Следопыт Урала | страница 26
К своим вернулись благополучно, угостили всех свежим, душистым медом.
Снова трясется по пыльной дороге кибитка. Рядом с Василием подремывает всегда угрюмый, неразговорчивый Ксенофонт. Прикомандирован он к экспедиции от музея естественной истории Академии, чтобы снимать шкурки с птиц и зверей, делать из них чучела.
Василий уже знал его трагическую историю.

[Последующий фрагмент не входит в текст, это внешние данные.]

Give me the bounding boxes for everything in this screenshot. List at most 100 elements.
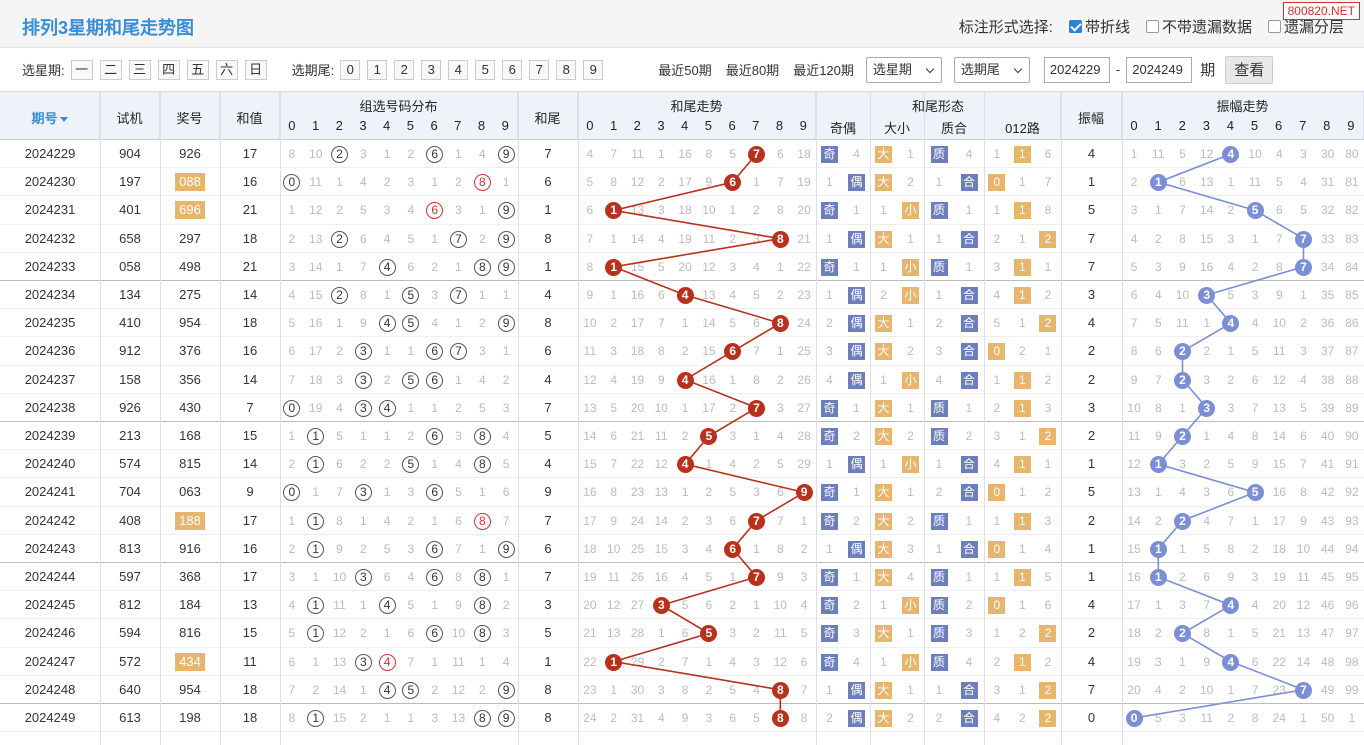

Ксенофонт любил музыку. К ней пристрастился еще в детстве через отца, крепостного музыканта. Мальчик показал способности, и дирижер склонил честолюбивого графа учить мальчика. Учил сначала сам, потом отправил в Санкт-Петербург. Но старый граф внезапно умер. Приехал наследник, молодой, но своенравный и властолюбивый племянник. И все пошло кувырком. Молодой помещик терпеть не мог музыки.
Музыканты оркестра и артисты домашнего театра частью были распроданы, а остальные рассованы по хозяйству. Отца Ксенофонта перевели в младшие помощники садовника. Из столицы Ксенофонта вызвали обратно в деревню и передали в обучение к чучельнику: молодой граф любил охоту и хотел иметь своего мастера. Со слезами Ксенофонт расстался со скрипкой. Он надеялся, что позднее, скопив денег, сам сможет купить себе скрипку. Обучаясь снимать шкурки, он поранил руку. Рана зажила, но пальцы на левой руке высохли.
Василий понимал Ксенофонта, в душе жалел его.
А кибитка тряслась и тряслась, увозя путешественников в неведомые края.
Никифора позвали в голову колонны, и он во весь опор поскакал туда. Экспедиция подъехала к бугру, через который лениво переваливалась серая дорога. Зуев увидел толпу людей, расположившуюся прямо у дороги, чтобы пропустить вперед путешественников. У людей серые, пропитанные потом и пылью посконные рубахи, взлохмаченные волосы, осунувшиеся суровые лица, сбитые в кровь босые ноги. Василий остановил взгляд на молодом, еще румянощеком парне, с пухлыми губами и льняными волосами под скобку. Рядом с ним темнеет суровое лицо кряжистого старика, устало опустившего большие натруженные руки. Полуоткрыв рот, смотрит на проезжающих парнишка, конопатый, глазастый. Ему все в диковинку.
А вот повязанное платком лицо немолодой женщины. Непосильный труд рано состарил ее. От былой красоты остались только глубокие, задумчивые глаза.
— Переселенцы? — спросил Василий рослого изможденного мужика, стоявшего у телеги.
— Не, — отвернулся тот.
— Приписные мы, милостивец, — ответил маленький лохматый мужичонка, привставая с обочины, — на завод идем на три месяца, лес валить да уголь жечь.